The study, published in the International Journal of Environmental Research and Public Health, analyzed nearly 70,000 adults, ages 25 to 64, who died from COVID-19. The team found 68% of COVID-19 deaths the first year of the pandemic were low SEP adults employed in labor, service and retail jobs that require on-site attendance and prolonged close contact with others. 

“The degree to which it takes a toll on communities is very unevenly distributed and we wanted to call attention to that issue,” Salemi said. 

The National Center for Health Statistics uses one’s level of education as a measure of socioeconomic status because it is considered to be a more stable indicator of SEP over time. In tandem, the team categorized each person’s SEP by their level of education – low SEP adults had no education beyond high school, intermediate SEP had at least one year of college attendance and high SEP adults had at minimum a bachelor’s degree. 

The findings reveal a person’s level of education is strongly associated with occupation segregation – with the majority of low SEP adults employed in working-class jobs across all gender, race and ethnicity groups in the United States. 
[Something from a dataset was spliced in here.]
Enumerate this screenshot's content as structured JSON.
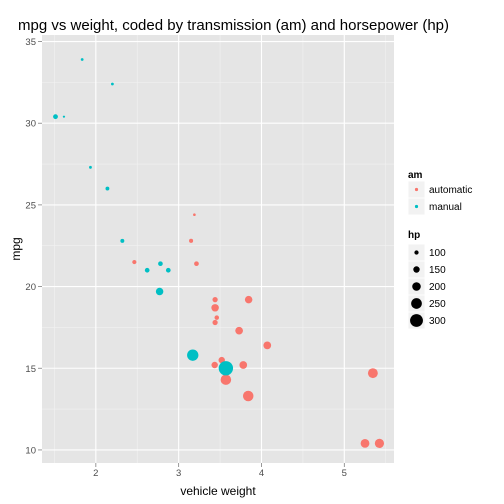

Historically, data shows the working class experiences disproportionate exposure risks and increased burden of disease. 

COVID-19 proved no different. Salemi and the team confirmed hazardous conditions of work, like working in close proximity with others, were primary drivers of disparities in COVID-19 mortality rates. 

Elevated infection risks are amplified across multiple social environmental scales for working-class adults, especially when compared to high SEP workers who are more likely to have fewer exposure risks, options to work remotely, paid sick leave and better access to quality health care. 

COVID-19 death rates by socioeconomic position in 2020

“If we were to immediately heed the calls to return to ‘normal’ and stop worrying about community spread of the virus, there are certain subsets and members of our community that are going to suffer way more so than other members – and these people have already borne the disproportioned brunt of this pandemic,” Salemi said. 

Since 2020, about 78% of people in the United States have received at least one dose of a COVID-19 vaccine, but the number of COVID-19 cases is trending upward once again. The Centers for Disease Control and Prevention are asking people to practice prevention strategies based on their county COVID-19 Community Levels to protect high risk populations. 

Salemi’s study shows the mortality rate of low SEP adults is five times higher when compared to high SEP adults, and the mortality rate of intermediate SEP adults is two times higher. White women make up the largest population group considered high SEP. In contrast, nearly 60% of Hispanic men are in a low SEP. When compared, the mortality rate of low SEP Hispanic men is 27 times higher than high SEP white women. 

As a result, Salemi says the most urgent implication of this study points to immediate actions needed to protect the working class from infection by strengthening federal and state labor laws, empowering the U.S. Occupational Safety and Health Administration, adopting safety and health hazard policies and allowing unions to organize for greater protections for worker safety.

Salemi hopes to expand on this study with mortality data from 2021 and beyond but knows the message will remain the same: “Return to normal” does not mean the same thing for everyone.